Demo #3: Talk to the City

 This session will provide an overview of summarization models help communities understand the views, needs, and priorities of their members. The discussion will center on the AI Objectives Institute’s Talk to the City interface, which improves collective deliberation and decision-making by analyzing detailed, qualitative data of human opinions and preparing summaries, visualizations, and reports. The interface processes a variety of data types and uses AI to extract key arguments, arranging similar arguments into clusters and subclusters. Brittney Gallagher, Co-Founder of the AI Objectives Institute, and Deger Turan, President, will walk through the Heal Michigan report—which analyzed video interviews of challenges faced by formerly incarcerated individuals in Michigan—as a case study of the interface’s application.
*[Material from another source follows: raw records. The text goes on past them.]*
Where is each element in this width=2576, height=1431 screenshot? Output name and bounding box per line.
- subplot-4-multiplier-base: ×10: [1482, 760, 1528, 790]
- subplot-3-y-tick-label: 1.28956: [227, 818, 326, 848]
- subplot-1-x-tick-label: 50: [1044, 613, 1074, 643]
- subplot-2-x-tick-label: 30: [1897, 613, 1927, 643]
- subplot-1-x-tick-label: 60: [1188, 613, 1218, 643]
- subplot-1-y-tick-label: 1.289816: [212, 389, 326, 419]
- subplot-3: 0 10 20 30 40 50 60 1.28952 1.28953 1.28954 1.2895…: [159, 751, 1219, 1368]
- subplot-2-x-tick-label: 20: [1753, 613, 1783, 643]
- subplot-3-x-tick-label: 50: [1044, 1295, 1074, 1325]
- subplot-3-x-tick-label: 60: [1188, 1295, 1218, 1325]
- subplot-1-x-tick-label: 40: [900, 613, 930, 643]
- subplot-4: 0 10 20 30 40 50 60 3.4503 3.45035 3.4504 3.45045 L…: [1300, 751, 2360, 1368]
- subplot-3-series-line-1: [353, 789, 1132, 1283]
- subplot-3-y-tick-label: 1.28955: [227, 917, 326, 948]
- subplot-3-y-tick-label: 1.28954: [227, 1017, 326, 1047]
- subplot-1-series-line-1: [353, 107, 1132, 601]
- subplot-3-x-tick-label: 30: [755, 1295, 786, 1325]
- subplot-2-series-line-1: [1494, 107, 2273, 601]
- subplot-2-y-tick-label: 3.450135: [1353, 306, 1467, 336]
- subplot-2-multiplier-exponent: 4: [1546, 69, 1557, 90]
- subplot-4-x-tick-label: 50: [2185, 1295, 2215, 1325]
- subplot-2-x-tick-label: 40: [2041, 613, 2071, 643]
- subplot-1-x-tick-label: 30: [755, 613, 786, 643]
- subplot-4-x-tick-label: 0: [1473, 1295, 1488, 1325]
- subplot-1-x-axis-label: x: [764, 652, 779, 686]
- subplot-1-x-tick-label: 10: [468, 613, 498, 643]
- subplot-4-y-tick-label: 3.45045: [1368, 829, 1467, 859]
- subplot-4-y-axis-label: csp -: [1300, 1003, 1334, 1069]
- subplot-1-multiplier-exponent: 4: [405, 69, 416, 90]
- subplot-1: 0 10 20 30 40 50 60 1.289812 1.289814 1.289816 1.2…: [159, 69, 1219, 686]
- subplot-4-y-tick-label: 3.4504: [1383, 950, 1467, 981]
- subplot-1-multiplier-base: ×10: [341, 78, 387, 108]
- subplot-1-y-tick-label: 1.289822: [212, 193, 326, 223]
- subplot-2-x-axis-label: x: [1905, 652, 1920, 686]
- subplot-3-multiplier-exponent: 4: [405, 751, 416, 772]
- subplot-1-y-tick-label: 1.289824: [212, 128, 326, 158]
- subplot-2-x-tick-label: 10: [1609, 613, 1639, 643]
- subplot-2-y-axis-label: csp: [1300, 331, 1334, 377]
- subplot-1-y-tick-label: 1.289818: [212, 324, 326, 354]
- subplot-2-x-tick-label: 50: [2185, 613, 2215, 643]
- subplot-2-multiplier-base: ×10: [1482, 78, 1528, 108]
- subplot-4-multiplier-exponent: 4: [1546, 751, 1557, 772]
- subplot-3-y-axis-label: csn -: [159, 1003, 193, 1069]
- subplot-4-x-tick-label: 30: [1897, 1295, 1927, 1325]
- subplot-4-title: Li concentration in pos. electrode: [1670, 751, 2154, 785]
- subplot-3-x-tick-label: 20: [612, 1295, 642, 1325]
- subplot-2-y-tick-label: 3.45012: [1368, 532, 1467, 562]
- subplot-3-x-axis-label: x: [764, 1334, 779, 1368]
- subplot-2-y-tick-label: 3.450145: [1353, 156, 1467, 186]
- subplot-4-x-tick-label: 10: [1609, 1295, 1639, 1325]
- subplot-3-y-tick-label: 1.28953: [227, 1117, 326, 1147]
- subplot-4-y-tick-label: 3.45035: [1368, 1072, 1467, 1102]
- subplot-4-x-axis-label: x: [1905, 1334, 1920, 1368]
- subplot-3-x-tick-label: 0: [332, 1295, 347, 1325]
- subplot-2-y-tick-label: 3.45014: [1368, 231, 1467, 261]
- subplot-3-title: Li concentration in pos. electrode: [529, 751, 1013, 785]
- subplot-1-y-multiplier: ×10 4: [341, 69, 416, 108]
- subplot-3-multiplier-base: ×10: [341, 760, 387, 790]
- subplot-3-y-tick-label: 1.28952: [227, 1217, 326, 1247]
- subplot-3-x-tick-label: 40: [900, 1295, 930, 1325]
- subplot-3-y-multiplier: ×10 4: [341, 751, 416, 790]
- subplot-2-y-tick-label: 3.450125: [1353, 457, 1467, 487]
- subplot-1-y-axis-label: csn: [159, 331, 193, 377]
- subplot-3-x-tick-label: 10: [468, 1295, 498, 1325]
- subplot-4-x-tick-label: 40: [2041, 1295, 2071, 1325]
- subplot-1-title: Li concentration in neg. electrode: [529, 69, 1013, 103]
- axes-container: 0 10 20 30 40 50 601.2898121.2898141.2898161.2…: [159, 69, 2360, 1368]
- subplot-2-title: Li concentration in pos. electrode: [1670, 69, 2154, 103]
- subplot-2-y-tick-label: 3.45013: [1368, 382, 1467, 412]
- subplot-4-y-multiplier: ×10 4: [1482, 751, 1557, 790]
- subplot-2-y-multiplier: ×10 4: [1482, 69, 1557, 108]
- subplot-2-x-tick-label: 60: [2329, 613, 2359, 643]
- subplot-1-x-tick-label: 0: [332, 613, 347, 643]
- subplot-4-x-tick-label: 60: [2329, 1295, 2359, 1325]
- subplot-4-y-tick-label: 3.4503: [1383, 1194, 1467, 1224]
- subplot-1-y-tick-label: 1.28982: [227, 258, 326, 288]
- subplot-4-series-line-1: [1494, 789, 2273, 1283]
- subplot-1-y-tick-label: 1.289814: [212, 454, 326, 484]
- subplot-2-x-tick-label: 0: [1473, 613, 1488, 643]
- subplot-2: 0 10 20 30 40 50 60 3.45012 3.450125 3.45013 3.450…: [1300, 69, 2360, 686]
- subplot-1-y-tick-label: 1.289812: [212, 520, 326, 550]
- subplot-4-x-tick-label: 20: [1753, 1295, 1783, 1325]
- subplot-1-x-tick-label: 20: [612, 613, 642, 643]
The session will also explore how the interface can be applied in future peacebuilding projects at the community level.

 

Demo #4: The Hotline for Israel-Palestine

 The ongoing crisis in Israel-Palestine has led to unprecedented violence and humanitarian suffering, as well as contributed to societal tensions, antisemitism, and Islamophobia around the world. This session will spotlight the work of the Hotline for Israel-Palestine, a texting hotline that provides educational resources from many perspectives and answers questions around the conflict in Israel-Palestine, so that people can develop their own informed and nuanced positions. The hotline has grown into a network of more than 30 volunteers from different political, religious, and national background. Shira Hoffer, a Harvard student who founded the hotline, will share stories of the hotline’s contributions to advancing dialogue, challenges faced, and how its impacts can be scaled.